Active energy containing urethane (meth) acrylate (A) and photopolymerization initiator (B) obtained by reacting polyester ether polyol (a1), polyisocyanate (a2), and hydroxyl group-containing (meth) acrylate (a3) A linear curable resin composition, wherein the polyester ether polyol (a1) is essentially a polyester ether polyol obtained by polycondensation of a glycol component containing an alkylene oxide adduct of bisphenol and an aromatic carboxylic acid component. An active energy ray-curable resin composition, characterized by comprising a component. The active energy ray-curable resin composition according to claim 1, wherein the glycol component containing a bisphenol alkylene oxide adduct constituting the polyester ether polyol (a1) is represented by the following general formula (1).

(In the formula, R ¹ and R ² each independently represents an alkylene group having 2 to 12 carbon atoms, R ^{3 to} R ¹¹ each independently represent a hydrogen atom, an aliphatic hydrocarbon group having 1 to 20 carbon atoms, Represents an alicyclic hydrocarbon group, an aromatic hydrocarbon group, a halogen atom, or a halogenated hydrocarbon group having 1 to 20 carbon atoms, and Y and Z are each independently a hydroxyl group or a carbon number of 2 to 12 carbon atoms. An acyl group is represented, a and b represent an integer of 2 to 10, and c and d represent an integer of 0 to 4). The active energy ray-curable resin composition according to claim 1, wherein the aromatic carboxylic acid component is an aromatic carboxylic acid component represented by the following general formula (2) and / or the following general formula (3).

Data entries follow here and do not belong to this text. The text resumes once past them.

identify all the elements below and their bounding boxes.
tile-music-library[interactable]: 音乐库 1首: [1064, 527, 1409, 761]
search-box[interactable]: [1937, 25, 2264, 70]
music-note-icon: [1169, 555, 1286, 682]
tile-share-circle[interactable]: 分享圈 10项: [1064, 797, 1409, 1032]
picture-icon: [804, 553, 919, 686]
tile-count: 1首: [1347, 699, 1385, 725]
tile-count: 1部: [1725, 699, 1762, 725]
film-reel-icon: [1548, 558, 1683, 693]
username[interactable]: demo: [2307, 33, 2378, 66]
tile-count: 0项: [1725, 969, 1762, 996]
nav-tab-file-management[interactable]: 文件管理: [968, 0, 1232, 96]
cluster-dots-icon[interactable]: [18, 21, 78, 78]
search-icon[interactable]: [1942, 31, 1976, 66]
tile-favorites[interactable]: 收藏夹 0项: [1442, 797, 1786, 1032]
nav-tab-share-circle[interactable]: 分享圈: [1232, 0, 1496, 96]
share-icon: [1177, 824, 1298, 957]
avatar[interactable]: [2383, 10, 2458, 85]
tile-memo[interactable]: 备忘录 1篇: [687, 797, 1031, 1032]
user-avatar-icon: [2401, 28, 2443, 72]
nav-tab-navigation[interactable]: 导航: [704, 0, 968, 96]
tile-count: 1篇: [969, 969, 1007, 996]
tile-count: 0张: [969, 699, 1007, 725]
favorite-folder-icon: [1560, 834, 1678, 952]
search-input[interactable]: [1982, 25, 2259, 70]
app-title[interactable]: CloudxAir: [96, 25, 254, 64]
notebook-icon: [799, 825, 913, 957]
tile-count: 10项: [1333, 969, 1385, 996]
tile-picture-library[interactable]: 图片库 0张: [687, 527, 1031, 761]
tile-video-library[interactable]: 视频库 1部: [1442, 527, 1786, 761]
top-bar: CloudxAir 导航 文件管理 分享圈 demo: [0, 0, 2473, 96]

(In the formula, E ¹ , E ² , E ³ and E ⁴ are each independently a carboxyl group, a halocarbonyl group, an alkyloxycarbonyl group having 1 to 20 carbon atoms, or a cycloalkyloxycarbonyl group having 1 to 20 carbon atoms. Or an aryloxycarbonyl group having 1 to 20 carbon atoms, and R ¹² , R ¹³ and R ¹⁴ are each independently an aliphatic hydrocarbon group, alicyclic hydrocarbon group having 1 to 20 carbon atoms, An aromatic hydrocarbon group, a halogen atom, or a halogenated hydrocarbon group having 1 to 20 carbon atoms, and f, g, and h each independently represents an integer of 0 to 4.)   The active energy ray-curable resin composition according to claim 1, wherein the aromatic carboxylic acid component contains a phthalic acid derivative.   The coating agent containing the active energy ray hardening-type resin composition as described in any one of Claims 1-4.